The "ND" filter we used on Phil's music video shoot "Life in La" ... originally I slapped it on there as a joke because we'd forgotten our ND filters and so badly needed them ... and then we gaff-taped it to the lens.

I feel like I work at my best when it's with the unprepared. In my opinion, my crew and I work faster when the director isn't overly ready. For some reason it's easier to make things up as we go than to execute heavily pre-planned/ambitious set-ups. The work we do comes together when I'm allowed to "discover" (or "figure out" if that sounds less pretentious) the image and frame along with the director while we're working. I think I'm difficult to work with because I'm not a big fan of pre-production meetings... especially the long ones. I feel like in the long ones we begin to over-think, over-analyze. I appreciate floor plans and shot lists, and sometimes, they are necessary but whether we have these things or not, we still end up having to adjust, re-think, re-adjust, re-plan, and improvise. So much can be communicated to me with fewer words "lens flare" ... DONE! ... "focus-thing" ... DONE! ... "smoother" ... DONE! ... "darker", "lighter" the list goes on but the words remain precise, concise, and efficient.
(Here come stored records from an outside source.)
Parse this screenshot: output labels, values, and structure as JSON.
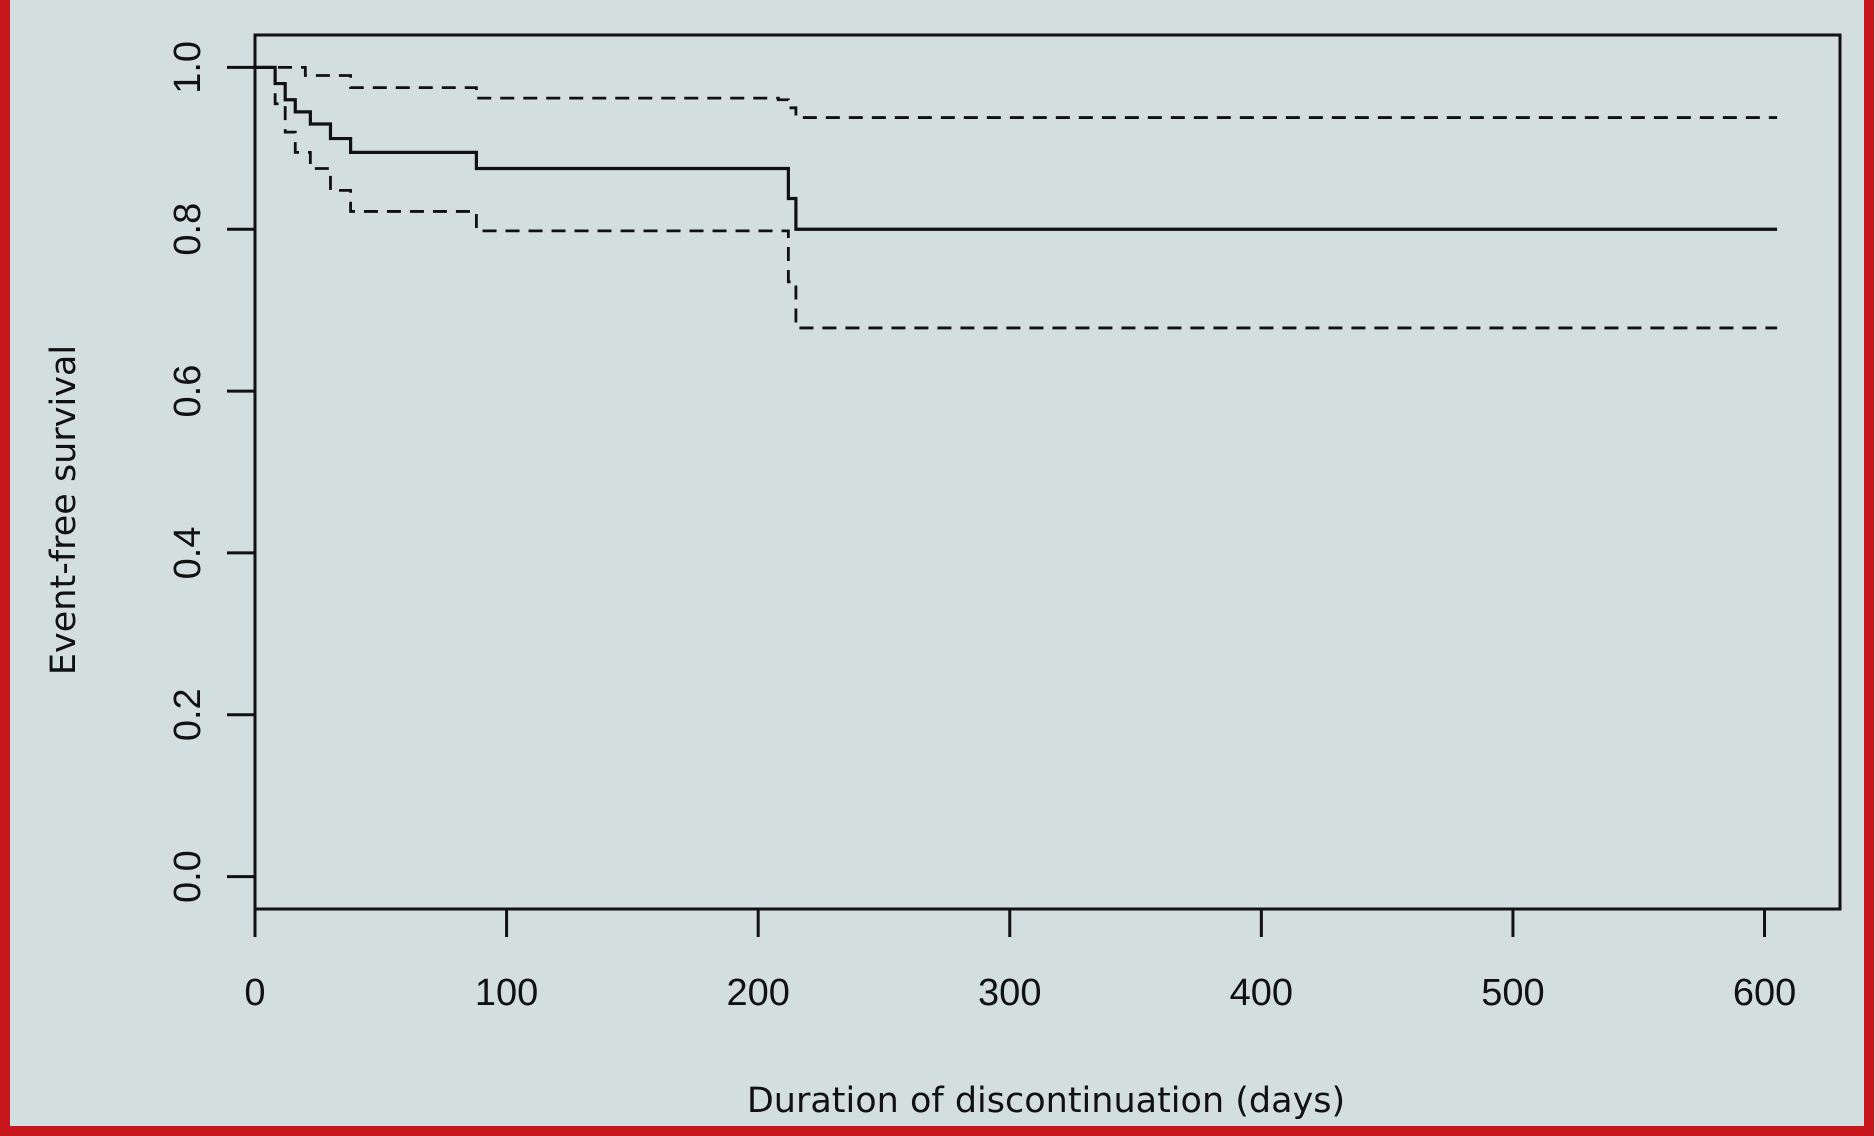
{
  "colors": {
    "background": "#d3dfdf",
    "frame_red": "#c8161d",
    "page_blue": "#1f3f8a",
    "ink": "#111111"
  },
  "chart_data": {
    "type": "line",
    "title": "",
    "xlabel": "Duration of discontinuation (days)",
    "ylabel": "Event-free survival",
    "xlim": [
      0,
      630
    ],
    "ylim": [
      -0.04,
      1.04
    ],
    "xticks": [
      0,
      100,
      200,
      300,
      400,
      500,
      600
    ],
    "xtick_labels": [
      "0",
      "100",
      "200",
      "300",
      "400",
      "500",
      "600"
    ],
    "yticks": [
      0.0,
      0.2,
      0.4,
      0.6,
      0.8,
      1.0
    ],
    "ytick_labels": [
      "0.0",
      "0.2",
      "0.4",
      "0.6",
      "0.8",
      "1.0"
    ],
    "grid": false,
    "legend": "none",
    "series": [
      {
        "style": "solid",
        "step": true,
        "x": [
          0,
          8,
          12,
          16,
          22,
          30,
          38,
          88,
          208,
          212,
          215,
          605
        ],
        "y": [
          1.0,
          0.98,
          0.96,
          0.945,
          0.93,
          0.912,
          0.895,
          0.875,
          0.875,
          0.838,
          0.8,
          0.8
        ]
      },
      {
        "style": "dashed",
        "step": true,
        "x": [
          0,
          20,
          38,
          88,
          208,
          212,
          215,
          605
        ],
        "y": [
          1.0,
          0.99,
          0.975,
          0.962,
          0.96,
          0.95,
          0.938,
          0.938
        ]
      },
      {
        "style": "dashed",
        "step": true,
        "x": [
          0,
          8,
          12,
          16,
          22,
          30,
          38,
          88,
          208,
          212,
          215,
          605
        ],
        "y": [
          1.0,
          0.955,
          0.92,
          0.895,
          0.875,
          0.848,
          0.822,
          0.798,
          0.798,
          0.735,
          0.678,
          0.678
        ]
      }
    ]
  }
}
It's definitely important to prepare, make estimations, and set-up our ideal scenario but when director's talk my ear off, I feel like it compromises me, distracts me from what is really important for their work and their story. It clouts my mind with what we hope to predetermine but ultimately cannot. I'm learning that it's when I'm left to my own devices, on location (with a blocking rehearsal...or two), that my understanding of the lights and the camera and the action and the scene and the story really begin to come clear to me. So many of the things that directors like from me are happy accidents, many of the reasons why they come to me is so that I can recreate something I did in the past that came from me fucking up, people invest their trust in our style and my work because (unbeknownst to them) i'm a bumbbling idiot. Maybe it's not so much that I work best with directors that are unprepared, I think what it is is that the seemingly "unprepared" really just trust me and my crew and it's because of that trust that our best work is so obvious. Yeah, I guess I feel like we work at our best when it's rooted in trust.The crew and I are more like rabid dogs...sure sure we're effective and terrifying on the chain...but when we're cut loose, we really do some proper damage.